Conseil en innovation stratégique

#Sociobang – Un chat n’est plus un chat

A-t-on le droit de tout dire ? L’attentat contre Charlie Hebdo de janvier dernier semble avoir, plus que jamais, rappelé l’importance fondamentale de la liberté d’expression. A priori, on peut donc tout dire sur tout le monde : musulmans, catholiques, femmes, homosexuels… Pourtant, à y regarder de plus près, le discours public et, bien pire, le discours privé, sont aujourd’hui remplis de formules toutes faites qui servent, précisément, à éviter d’appeler ces groupes par leur nom. Ainsi, un reportage de TF1 présentait le film Qu’est-ce qu’on a fait au bon Dieu ? comme l’histoire d’un père de famille et de ses quatre gendres « issus de la diversité ». Pas le droit de dire « ses quatre gendres : un Noir, un Arabe, un Asiatique et un Juif » alors que c’est pourtant le sujet exact du film… et la réalité la plus objective ! De même, la formule du « mariage pour tous » contourne un fait qui semble si difficile à voiser : le mariage homosexuel.

Avec l’essor de l’individualisme, nous sommes passés d’une société d’égalité à une société d’équivalence où le simple fait de signaler une différence objective (une couleur de peau, une confession, par exemple) est devenu un discours stigmatisant – donc inadmissible. Or, si deux personnes issues de deux confessions ou de deux origines ethniques différentes sont bien sûr juridiquement et moralement égales, il est faux de penser qu’elles sont pareilles. Un musulman est égal à un catholique mais, sur ce point identitaire, on ne peut pas nier qu’ils sont différents – l’un n’est pas meilleur ni moins bien que l’autre, mais ils ne sont pas, objectivement, les mêmes.
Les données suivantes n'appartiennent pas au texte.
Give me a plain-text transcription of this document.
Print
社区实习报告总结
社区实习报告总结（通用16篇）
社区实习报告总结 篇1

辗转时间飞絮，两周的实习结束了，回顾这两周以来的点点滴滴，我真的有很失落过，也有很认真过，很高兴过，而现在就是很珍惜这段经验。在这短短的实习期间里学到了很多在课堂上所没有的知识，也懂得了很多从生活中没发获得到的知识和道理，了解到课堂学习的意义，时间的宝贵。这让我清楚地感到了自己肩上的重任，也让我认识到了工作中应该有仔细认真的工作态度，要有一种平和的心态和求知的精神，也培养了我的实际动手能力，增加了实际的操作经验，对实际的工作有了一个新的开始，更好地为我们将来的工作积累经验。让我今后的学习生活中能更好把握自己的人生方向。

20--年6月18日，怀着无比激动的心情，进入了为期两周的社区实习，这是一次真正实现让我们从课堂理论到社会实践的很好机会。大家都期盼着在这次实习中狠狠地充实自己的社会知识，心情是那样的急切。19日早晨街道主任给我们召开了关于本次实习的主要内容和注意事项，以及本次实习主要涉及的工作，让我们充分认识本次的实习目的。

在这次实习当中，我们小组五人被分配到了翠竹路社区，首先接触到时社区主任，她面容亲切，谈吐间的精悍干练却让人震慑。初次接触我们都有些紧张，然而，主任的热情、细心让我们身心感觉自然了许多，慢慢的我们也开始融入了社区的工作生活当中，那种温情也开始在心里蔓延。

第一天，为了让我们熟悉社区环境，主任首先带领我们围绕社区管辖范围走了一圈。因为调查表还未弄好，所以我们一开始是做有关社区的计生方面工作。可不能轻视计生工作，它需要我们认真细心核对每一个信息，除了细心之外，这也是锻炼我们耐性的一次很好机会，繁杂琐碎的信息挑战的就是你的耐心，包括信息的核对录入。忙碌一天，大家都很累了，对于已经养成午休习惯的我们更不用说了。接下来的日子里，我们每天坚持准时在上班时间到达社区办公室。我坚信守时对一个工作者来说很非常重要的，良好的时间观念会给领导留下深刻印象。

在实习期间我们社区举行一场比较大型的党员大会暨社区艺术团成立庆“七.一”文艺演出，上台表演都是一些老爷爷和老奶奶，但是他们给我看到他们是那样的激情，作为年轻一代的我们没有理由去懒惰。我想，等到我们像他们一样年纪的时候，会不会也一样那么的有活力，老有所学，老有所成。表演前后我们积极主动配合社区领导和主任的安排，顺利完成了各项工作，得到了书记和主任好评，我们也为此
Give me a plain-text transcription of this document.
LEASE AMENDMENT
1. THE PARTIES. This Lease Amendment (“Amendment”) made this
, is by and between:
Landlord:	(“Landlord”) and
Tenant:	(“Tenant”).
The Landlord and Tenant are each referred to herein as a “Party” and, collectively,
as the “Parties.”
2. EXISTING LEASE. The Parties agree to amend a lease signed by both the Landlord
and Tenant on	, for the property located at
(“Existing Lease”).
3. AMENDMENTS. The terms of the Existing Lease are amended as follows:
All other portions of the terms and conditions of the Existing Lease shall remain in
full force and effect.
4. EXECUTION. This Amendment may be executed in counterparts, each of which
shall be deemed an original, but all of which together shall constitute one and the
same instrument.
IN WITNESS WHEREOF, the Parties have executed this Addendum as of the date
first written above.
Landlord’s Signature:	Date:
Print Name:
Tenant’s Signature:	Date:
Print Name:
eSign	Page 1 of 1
Paradoxe d’une époque où chacun est soi-disant unique et, dans le même temps, totalement indifférencié. Ce politiquement correct découle également de l’essor des personnalités VUCA (Volatility, Uncertainty, Complexity, Ambiguity) et d’une société dans laquelle il est inconcevable de réduire une personne, forcément multiple, à une identité unidimensionnelle. Et « labelliser » quelqu’un est devenu une atteinte à sa personne, dans « tout juridique » qui transforme tous les sujets de droit en victimes à retardement. Il ne faut pas non plus sous-estimer, en France, l’influence de la pensée structuraliste qui surcharge les mots de sens en les déconnectant de leur référent, c’est-à-dire de la réalité objective, extralinguistique. Enfin, cette montée du politiquement correct participe d’une réaction à la montée du racisme (par exemple, moins d’un Français sur deux (46 %) estime qu’il faut faciliter l’exercice du culte musulman), comme si la bienséance devait venir amortir la réalité de la pensée. Paradoxalement, comme les mots (noir, musulman, homo, etc.) portent un sens trop fort, difficile à cerner mais perçu, quoi qu’il en soit, comme délétère, on finit par… parler pour ne rien dire. Et personne ne se rend compte que, si le discours officiel décrit, d’un côté, une « diversité » (ethnique, sexuelle, religieuse, etc.), il induit, mathématiquement, de l’autre, une normalité, une unicité (l’hétéro blanc athée) : n’est-ce pas bien moins objectif que d’appeler un chat un chat ?

Aussi, vivons-nous dans une époque où certains signes sont tabous et déclenchent des condamnations réflexes par la doxa. Avec des impacts directs pour les marques, par définition grandes communicantes. Le Stabilo « pour femmes » a créé un scandale, accusé d’être sexiste. La vidéo des vœux 2015 de la SNCF a, elle, divisé les internautes, taxée de ne montrer que de petites têtes blondes bourgeoises.

Enfin, compte tenu de cette surcharge de sens accordée au langage, la réalité, elle, devient plus plastique : on peut donc s’arranger avec elle, et même la nier, puisque seul compte le discours. On peut d’ailleurs se demander si la généralisation des mondes virtuels n’a pas, elle aussi, contribué à décrédibiliser la réalité qui, d’unique, est devenue parallèle. En politique, par exemple, on joue avec les chiffres, on ne tient pas ses promesses… bref le blabla de la communication a remplacé le pragmatisme de l’action.

‽ Le politiquement correct impose aux marques de faire, plus que jamais, attention à leur discours. Sachez trouver le juste milieu entre la provocation « fun », qui crée de l’adhésion, et les limites imposées par la bien-pensance.